"Ah! you will have it, will you?" he cried, exulting in the mere thrill of battle. "Then lay on, you rabble!"

He stood in the central focus of the steam-yacht's searchlight, with muscle action unhampered and with bare feet gripping the deck firmly, while his enemies strove to reach him. His stanchion rose and fell like a flash as he circled in and out, avoiding the blows of his adversaries, and every time he struck a man went down. Once a sinewed Moroccan locked with him, and he felt the sting of steel in his shoulder, but a jolt on the fellow's neck from Britton's other arm stretched him senseless, while the knife clattered over the rail into the sea.

Crack! crack! The sound of his club grew monotonous; the soft, warm trickle of something down his left shoulder filled him with a strange disgust for the combat; he felt ashamed of himself standing in pyjamas on the lighted deck of another ship and striking down Berbers with a stanchion.

Since it was wholly necessary, the Englishman wondered at the sense of shame. Perhaps it was an odd trick which the wounded nerves in his arm were playing him.

Only three or four Arabs opposed Britton now. He ran at them with hands placed wide on his stanchion, like a wand, and swept them aside. The captain of the steamer stepped through into the cleared space on the after-deck.

"Give your orders," said Britton, with a sigh of relief.

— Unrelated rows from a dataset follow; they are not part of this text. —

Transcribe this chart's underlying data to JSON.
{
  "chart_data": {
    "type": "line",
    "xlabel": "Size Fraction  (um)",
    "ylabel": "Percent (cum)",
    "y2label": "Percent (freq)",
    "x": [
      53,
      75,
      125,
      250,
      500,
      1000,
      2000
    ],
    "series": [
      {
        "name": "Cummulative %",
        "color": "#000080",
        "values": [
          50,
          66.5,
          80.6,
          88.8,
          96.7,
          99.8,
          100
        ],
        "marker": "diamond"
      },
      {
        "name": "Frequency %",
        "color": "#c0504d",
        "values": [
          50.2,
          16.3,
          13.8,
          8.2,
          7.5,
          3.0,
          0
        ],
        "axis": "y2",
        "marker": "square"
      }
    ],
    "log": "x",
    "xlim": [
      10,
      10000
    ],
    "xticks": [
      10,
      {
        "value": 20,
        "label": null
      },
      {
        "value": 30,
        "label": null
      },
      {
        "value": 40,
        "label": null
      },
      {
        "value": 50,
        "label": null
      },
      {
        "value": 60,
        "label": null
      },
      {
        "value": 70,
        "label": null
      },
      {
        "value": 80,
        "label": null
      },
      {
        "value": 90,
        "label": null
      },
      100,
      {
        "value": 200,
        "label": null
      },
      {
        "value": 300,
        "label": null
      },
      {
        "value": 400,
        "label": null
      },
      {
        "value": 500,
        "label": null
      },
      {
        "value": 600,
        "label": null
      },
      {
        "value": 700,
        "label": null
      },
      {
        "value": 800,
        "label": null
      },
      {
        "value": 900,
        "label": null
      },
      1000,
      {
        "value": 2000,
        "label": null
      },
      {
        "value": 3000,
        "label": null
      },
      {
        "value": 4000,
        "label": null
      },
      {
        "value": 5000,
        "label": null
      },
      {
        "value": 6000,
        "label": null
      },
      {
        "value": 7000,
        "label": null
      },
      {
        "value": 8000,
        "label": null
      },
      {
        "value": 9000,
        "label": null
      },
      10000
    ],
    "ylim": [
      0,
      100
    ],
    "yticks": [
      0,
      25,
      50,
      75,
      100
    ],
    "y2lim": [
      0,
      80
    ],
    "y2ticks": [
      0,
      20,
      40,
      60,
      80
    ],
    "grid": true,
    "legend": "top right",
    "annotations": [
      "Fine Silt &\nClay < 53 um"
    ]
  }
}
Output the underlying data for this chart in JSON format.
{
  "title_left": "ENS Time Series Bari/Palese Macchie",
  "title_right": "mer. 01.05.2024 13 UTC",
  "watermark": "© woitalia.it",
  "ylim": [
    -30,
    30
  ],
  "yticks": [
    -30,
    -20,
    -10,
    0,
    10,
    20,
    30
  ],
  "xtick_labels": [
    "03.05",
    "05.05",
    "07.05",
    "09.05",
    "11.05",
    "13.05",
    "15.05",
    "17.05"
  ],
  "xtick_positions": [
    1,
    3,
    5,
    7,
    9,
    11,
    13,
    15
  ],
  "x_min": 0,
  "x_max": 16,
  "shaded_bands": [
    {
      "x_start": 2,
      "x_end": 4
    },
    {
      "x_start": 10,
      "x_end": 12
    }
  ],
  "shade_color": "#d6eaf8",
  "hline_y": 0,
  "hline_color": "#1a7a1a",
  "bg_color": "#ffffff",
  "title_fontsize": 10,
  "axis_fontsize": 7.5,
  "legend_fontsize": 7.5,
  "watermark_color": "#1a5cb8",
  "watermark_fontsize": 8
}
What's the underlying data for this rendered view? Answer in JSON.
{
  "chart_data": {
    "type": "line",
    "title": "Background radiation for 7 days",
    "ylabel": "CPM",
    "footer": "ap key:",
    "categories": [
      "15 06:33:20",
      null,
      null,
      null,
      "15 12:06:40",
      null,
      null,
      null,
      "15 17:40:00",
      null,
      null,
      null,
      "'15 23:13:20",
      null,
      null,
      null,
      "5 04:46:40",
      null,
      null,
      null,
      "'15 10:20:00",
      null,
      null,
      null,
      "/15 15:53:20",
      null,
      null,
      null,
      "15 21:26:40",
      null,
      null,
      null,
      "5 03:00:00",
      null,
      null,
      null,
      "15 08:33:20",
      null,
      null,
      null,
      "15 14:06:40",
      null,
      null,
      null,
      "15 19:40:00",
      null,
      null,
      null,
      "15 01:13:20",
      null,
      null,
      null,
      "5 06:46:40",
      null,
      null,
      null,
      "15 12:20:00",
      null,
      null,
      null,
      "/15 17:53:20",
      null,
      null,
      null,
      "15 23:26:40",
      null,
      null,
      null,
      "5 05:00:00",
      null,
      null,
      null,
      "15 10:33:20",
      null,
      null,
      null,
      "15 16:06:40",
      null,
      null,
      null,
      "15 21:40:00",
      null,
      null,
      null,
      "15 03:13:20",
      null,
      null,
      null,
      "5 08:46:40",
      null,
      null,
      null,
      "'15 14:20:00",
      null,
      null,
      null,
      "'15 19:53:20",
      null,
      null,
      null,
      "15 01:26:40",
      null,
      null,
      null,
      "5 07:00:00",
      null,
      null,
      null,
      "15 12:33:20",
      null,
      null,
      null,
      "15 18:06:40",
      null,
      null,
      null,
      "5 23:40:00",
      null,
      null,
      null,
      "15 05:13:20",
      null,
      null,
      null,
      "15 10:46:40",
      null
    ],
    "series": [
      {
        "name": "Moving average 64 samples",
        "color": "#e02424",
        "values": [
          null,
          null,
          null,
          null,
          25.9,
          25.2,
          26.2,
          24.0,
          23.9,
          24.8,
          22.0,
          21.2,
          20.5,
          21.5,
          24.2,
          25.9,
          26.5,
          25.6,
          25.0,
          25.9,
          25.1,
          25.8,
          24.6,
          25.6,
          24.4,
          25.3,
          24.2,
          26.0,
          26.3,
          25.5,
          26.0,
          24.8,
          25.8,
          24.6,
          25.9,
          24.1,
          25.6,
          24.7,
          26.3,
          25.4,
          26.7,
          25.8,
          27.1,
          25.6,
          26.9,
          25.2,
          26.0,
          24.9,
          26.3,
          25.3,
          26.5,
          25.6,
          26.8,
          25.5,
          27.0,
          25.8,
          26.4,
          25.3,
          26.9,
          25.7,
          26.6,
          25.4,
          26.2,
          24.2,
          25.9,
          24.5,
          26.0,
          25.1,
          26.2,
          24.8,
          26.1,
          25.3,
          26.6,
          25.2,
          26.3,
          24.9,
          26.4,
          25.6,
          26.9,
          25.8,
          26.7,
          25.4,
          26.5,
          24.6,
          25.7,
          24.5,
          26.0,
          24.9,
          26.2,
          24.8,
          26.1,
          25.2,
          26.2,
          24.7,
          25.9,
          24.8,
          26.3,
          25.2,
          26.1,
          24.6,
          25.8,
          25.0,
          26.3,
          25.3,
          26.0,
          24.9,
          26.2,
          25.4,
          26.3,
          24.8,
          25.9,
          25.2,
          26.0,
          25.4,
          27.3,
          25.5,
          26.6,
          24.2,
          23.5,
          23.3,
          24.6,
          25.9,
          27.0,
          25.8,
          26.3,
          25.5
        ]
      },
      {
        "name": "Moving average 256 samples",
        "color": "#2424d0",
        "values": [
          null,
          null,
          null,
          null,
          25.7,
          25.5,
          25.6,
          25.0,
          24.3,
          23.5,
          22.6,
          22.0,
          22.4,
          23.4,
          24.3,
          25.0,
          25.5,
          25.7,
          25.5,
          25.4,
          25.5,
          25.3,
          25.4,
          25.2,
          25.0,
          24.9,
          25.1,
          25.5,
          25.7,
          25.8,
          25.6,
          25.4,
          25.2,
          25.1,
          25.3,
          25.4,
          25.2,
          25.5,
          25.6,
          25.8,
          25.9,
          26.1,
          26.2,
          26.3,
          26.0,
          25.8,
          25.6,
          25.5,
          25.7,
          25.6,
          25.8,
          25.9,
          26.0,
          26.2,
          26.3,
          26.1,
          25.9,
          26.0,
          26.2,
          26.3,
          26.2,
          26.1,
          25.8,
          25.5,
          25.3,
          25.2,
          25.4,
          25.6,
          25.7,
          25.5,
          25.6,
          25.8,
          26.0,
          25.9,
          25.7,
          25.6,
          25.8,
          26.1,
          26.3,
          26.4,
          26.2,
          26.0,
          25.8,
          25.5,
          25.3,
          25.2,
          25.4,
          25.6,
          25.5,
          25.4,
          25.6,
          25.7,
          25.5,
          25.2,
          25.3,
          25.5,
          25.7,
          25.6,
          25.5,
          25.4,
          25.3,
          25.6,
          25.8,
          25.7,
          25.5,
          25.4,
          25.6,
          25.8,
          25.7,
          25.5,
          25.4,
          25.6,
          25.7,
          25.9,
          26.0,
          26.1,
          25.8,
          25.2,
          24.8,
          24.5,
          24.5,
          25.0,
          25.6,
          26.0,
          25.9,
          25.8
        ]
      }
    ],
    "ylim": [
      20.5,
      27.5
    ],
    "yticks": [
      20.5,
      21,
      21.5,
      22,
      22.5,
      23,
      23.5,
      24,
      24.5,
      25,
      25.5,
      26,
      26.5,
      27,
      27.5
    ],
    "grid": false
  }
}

He turned to the woman by the rail and raised her up as the feminine contingent was passed to the side and lowered into the harbor boats which were already alongside.

"You may enter one of them now," he said, marvelling vaguely at her perfect face. She touched his arm with a movement of gratitude, but her fingers came away wet and sticky.

"Someone slashed you!" she exclaimed in concern. "Let me see. Oh, let me bandage it. And I was the cause of your wound!"

"It is only a flesh wound–" began Britton.